Этот фокстрот в те дни, летом 1934 года, был так же знаменит, как за десять лет до того «Кирпичики», но не удержался надолго. И именно поэтому, едва вспомню я, услышу «У самовара», как напряженное, невеселое, парадное чувство недолгих дней съезда воскресает во мне. Однажды за нашим столом оказался человек, лицо которого я и узнал, и нет. С него слиняла былая значительность, он оказался меньше ростом. Он был ужасно вежлив. «Кто это?» — «Борис Пильняк». В зале съезда я его не припоминаю. Другой раз увидел я даму.
Похожая на учительницу воскресной школы, нескрываемо радуясь благому делу, которое совершает, излишне громко и умиленно разъясняла она что-то сердитому делегату с периферии, откуда приезжает обычно подозрительно и воспаленно самолюбивый народ. Делегат мрачно косился на сырую, не по весу подпрыгивающую покровительницу, но та в простоте своей ничего не замечала. Мне сообщили, что это Анна Караваева. То в коридорах, то у колонн обнаруживался вдруг Сергеев — Ценский, суровый, всегда в одиночестве, скрестив руки на груди, осуждающе озирал он присутствующих. Но в позе его ощущалось нечто не отъединяющее, а напротив, объединяющее его со всей массой. Ему что-то нужно было от презираемых всех. Окружи они его почетом, он милостиво оправдал бы совершающееся. Очень обижен был Демьян Бедный, что не свойственно было его грубо и крепко сколоченной фигуре. Такому не обижаться, а обижать. А он с трибуны прочел вполне бесчувственному съезду стихи Алексея Толстого о бедном, обиженном Илье Муромце: «Вот без старого Ильи-то как ты проживешь». Обиженным выглядел и Пантелеймон Романов, желтый, больной, с перекошенным лицом. Он тоже говорил о нанесенных ему обидах, и вот ему это шло. Его читательский успех кончился с нэпом, а писатели относились к нему юмористически. Во всем огромном зале он один принимал себя всерьез — и, видимо, не впервые в жизни. В рядах, отведенных для иностранцев, я все разглядывал неподвижное, непонятное мне лицо Эльзы Триоле.
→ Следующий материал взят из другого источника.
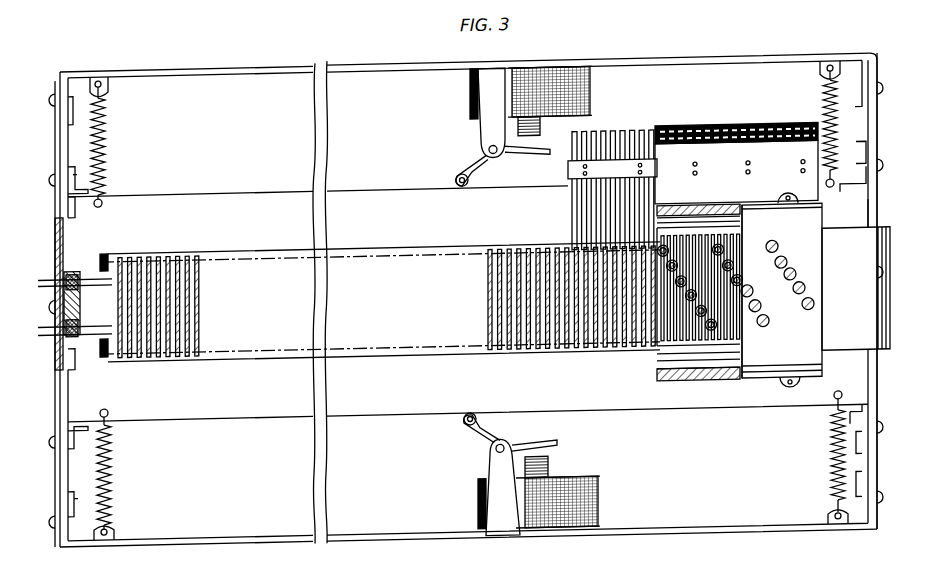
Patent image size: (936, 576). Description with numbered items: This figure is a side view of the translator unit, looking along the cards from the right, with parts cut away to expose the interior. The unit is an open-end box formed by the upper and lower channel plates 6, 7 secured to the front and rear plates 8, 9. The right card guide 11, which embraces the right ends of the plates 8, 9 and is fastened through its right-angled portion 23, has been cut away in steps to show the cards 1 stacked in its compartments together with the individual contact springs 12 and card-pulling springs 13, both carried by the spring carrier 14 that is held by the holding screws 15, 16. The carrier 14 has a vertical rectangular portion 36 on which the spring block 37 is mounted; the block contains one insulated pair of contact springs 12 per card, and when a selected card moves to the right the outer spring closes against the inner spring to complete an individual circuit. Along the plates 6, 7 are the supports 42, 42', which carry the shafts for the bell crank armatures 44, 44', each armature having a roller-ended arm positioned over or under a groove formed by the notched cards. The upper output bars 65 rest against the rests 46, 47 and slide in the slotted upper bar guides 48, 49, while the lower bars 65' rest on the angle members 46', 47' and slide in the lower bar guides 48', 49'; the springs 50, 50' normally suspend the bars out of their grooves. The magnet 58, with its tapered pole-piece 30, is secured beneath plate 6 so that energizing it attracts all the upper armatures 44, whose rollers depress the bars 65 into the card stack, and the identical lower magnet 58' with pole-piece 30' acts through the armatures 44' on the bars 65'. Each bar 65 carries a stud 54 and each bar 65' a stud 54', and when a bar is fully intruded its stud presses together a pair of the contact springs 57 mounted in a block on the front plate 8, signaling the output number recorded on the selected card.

The cards 1 is at (124, 354).
The upper channel plate 6 is at (374, 62).
The lower channel plate 7 is at (397, 541).
The front plate 8 is at (56, 140).
The rear plate 9 is at (868, 135).
The right card guide 11 is at (660, 362).
The contact springs 12 is at (580, 209).
The card-pulling springs 13 is at (706, 340).
The spring carrier 14 is at (812, 262).
The holding screw 15 is at (786, 204).
The holding screw 16 is at (782, 392).
The right-angled portion 23 is at (888, 297).
The pole-piece 30 is at (546, 129).
The pole-piece 30' is at (555, 464).
The vertical rectangular portion 36 is at (810, 200).
The spring block 37 is at (697, 130).
The support 42 is at (493, 113).
The support 42' is at (491, 487).
The bell crank armature 44 is at (490, 171).
The bell crank armature 44' is at (498, 427).
The rest 46 is at (77, 144).
The angle member 46' is at (79, 471).
The rest 47 is at (849, 174).
The angle member 47' is at (863, 450).
The upper bar guide 48 is at (84, 218).
The lower bar guide 48' is at (86, 367).
The upper bar guide 49 is at (845, 213).
The lower bar guide 49' is at (847, 377).
The spring 50 is at (465, 134).
The spring 50' is at (471, 466).
The stud 54 is at (120, 244).
The stud 54' is at (120, 371).
The paired contact springs 57 is at (91, 320).
The magnet 58 is at (508, 93).
The magnet 58' is at (558, 502).
The upper output bar 65 is at (318, 177).
The lower output bar 65' is at (468, 426).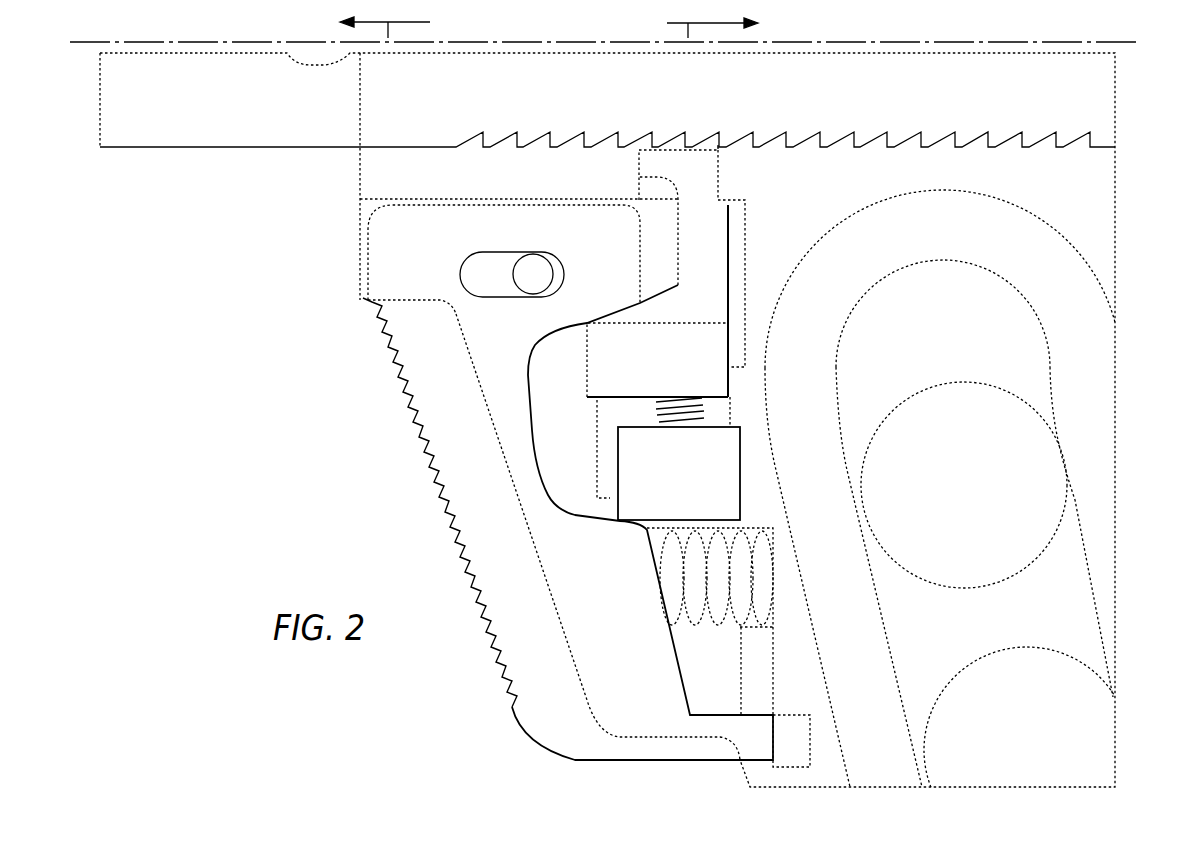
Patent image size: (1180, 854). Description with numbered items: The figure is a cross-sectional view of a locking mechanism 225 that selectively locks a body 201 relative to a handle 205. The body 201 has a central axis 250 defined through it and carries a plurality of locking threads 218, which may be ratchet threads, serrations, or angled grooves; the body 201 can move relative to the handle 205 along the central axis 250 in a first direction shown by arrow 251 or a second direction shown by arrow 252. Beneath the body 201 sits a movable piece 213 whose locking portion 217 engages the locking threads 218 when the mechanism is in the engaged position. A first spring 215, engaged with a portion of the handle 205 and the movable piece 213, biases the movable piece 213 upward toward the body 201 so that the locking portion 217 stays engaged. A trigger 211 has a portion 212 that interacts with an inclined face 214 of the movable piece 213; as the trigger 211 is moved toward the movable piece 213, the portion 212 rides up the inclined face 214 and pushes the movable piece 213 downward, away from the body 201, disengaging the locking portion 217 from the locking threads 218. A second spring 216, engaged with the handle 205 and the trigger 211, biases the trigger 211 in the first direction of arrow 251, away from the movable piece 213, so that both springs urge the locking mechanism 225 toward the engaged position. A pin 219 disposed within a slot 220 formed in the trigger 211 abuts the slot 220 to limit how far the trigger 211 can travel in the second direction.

The body 201 is at (460, 112).
The handle 205 is at (1073, 198).
The trigger 211 is at (454, 443).
The portion of the trigger 212 is at (640, 255).
The movable piece 213 is at (738, 284).
The inclined face 214 is at (672, 290).
The first spring 215 is at (700, 420).
The second spring 216 is at (720, 623).
The locking portion 217 is at (730, 133).
The locking threads 218 is at (673, 133).
The pin 219 is at (540, 282).
The slot 220 is at (492, 265).
The locking mechanism 225 is at (347, 422).
The central axis 250 is at (1127, 43).
The arrow 251 is at (380, 53).
The arrow 252 is at (685, 50).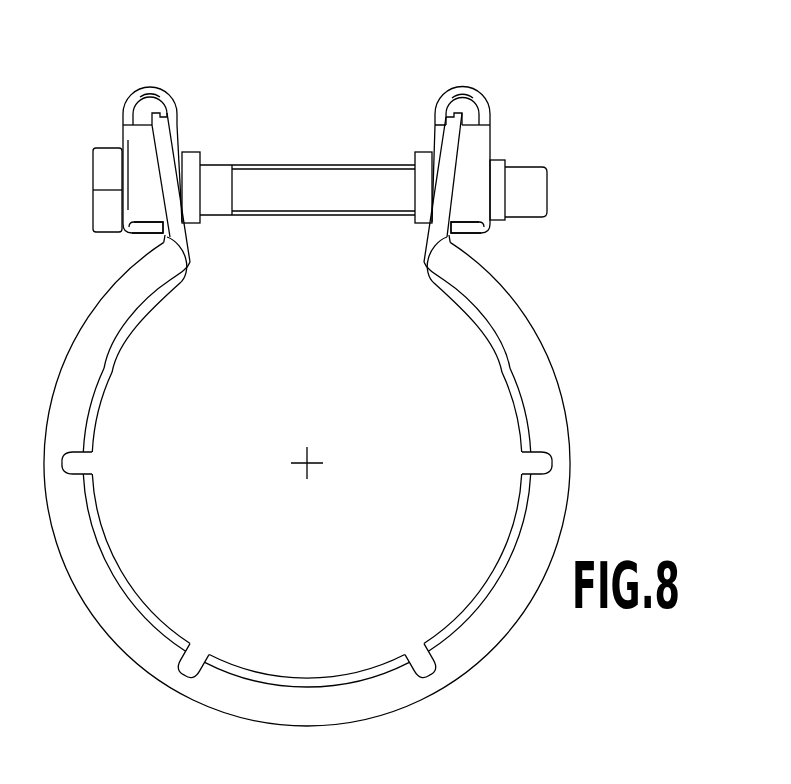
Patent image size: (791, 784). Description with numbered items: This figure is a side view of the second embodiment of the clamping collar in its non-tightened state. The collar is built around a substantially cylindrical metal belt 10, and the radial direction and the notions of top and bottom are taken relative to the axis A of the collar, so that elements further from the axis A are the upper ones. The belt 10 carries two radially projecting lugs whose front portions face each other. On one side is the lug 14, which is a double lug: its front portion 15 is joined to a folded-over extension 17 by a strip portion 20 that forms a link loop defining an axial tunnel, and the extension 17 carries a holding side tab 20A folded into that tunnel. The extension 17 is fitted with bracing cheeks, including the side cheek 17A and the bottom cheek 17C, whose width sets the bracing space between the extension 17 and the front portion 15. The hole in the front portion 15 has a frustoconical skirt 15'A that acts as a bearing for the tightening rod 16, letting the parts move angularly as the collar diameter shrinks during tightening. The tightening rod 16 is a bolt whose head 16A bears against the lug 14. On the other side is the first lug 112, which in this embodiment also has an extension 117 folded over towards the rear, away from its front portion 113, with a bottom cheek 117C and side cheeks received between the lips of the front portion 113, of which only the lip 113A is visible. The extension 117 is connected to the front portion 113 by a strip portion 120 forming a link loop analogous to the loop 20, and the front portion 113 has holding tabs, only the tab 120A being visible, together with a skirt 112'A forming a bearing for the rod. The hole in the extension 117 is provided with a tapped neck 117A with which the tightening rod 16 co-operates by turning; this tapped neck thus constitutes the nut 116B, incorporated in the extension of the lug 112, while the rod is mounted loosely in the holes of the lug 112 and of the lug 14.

The belt 10 is at (538, 350).
The axis A is at (309, 461).
The lug 14 is at (173, 92).
The front portion 15 is at (177, 236).
The skirt 15'A is at (225, 213).
The tightening rod 16 is at (319, 225).
The head 16A is at (103, 174).
The extension 17 is at (122, 128).
The bracing cheek 17A is at (130, 202).
The bracing cheek 17C is at (148, 238).
The strip portion 20 is at (143, 91).
The holding side tab 20A is at (159, 98).
The first lug 112 is at (466, 43).
The skirt 112'A is at (384, 256).
The front portion 113 is at (434, 150).
The lip 113A is at (441, 191).
The nut 116B is at (502, 202).
The extension 117 is at (492, 128).
The tapped neck 117A is at (468, 150).
The bottom cheek 117C is at (465, 233).
The strip portion 120 is at (477, 89).
The holding tab 120A is at (455, 112).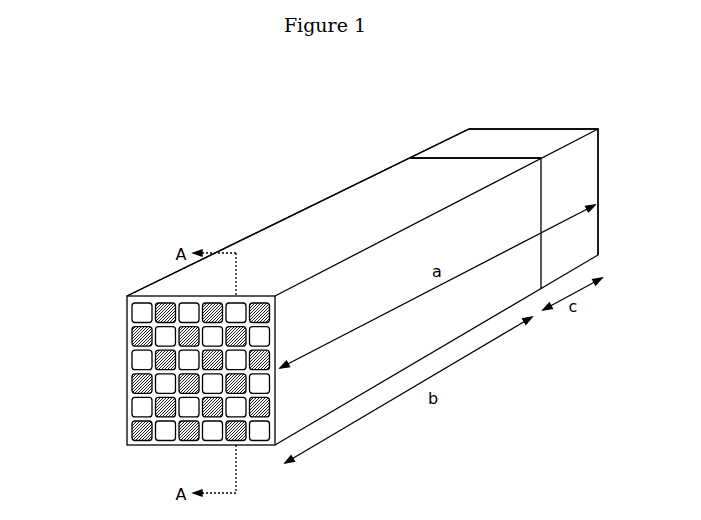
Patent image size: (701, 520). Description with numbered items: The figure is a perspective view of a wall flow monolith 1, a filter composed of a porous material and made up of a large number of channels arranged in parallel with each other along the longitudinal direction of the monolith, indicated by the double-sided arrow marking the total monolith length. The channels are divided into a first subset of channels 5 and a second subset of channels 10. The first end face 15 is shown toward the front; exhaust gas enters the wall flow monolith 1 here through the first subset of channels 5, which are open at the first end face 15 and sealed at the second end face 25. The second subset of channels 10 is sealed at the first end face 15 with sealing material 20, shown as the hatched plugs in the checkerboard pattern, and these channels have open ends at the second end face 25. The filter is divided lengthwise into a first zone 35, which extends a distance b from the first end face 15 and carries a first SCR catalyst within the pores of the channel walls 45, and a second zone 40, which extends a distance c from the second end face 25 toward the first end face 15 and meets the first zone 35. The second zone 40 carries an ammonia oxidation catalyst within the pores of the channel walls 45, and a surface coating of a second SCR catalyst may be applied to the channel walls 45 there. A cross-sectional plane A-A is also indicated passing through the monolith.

The wall flow monolith 1 is at (320, 273).
The first subset of channels 5 is at (168, 437).
The second subset of channels 10 is at (136, 385).
The first end face 15 is at (132, 325).
The sealing material 20 is at (136, 430).
The second end face 25 is at (533, 128).
The first zone 35 is at (360, 205).
The second zone 40 is at (460, 150).
The channel wall 45 is at (256, 428).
Маленькая, очень сдержанная, со стеклянным блеском как бы ничего не видящих глаз, условно красивая, еще красивая Эльза Триоле занимала меня как существо из другого мира. Я перечитал тогда «Письма не о любви» Шкловского. Как я был робок и связан по сравнению с тем миром, его страстями. И как он был ощутим и человечен рядом с табельными днями, чиновничьим парадом, во время которого я ее увидал. Сегодня мне странно представить себе, что Маршак жил тогда в гостинице, и Чуковский, и Тихонов, и Федин, и Алексей Толстой — все были они в те дни ленинградцами. Когда забежал я как-то к Маршаку в «Гранд — отель», пришел навестить его армянский поэт, молодой, поджарый, сосредоточенный. Он принес Маршаку в подарок бутылку коньяка и объяснил, что это редкая высокая марка. Сплошь уходит на экспорт. Называется «Без петушиного крику», потому что разливают его по бочкам ночью, до рассвета. И бутылка стояла на столе, а хозяин не догадывался или не хотел позвонить и потребовать рюмки и штопор. С тем мы и ушли. Каждый день отчеты о съезде печатались в газетах. Приехали наши карикатуристы. Особенно славились шаржи Антоновского. И я с восторженным удивлением узнал, что москвичи некоторые пожаловались в президиум съезда, что Антоновский все изображает своих, а их, москвичей, обходит. Эта жалоба даже утешила меня своей откровенностью. Все учитывалось на съезде: кто, в какой гостинице, кого куда позвали, кому дали слово, а кому нет, и даже карикатуры учитывались. Незримые чины, ордена и награды были столь же реальны, как табель о рангах.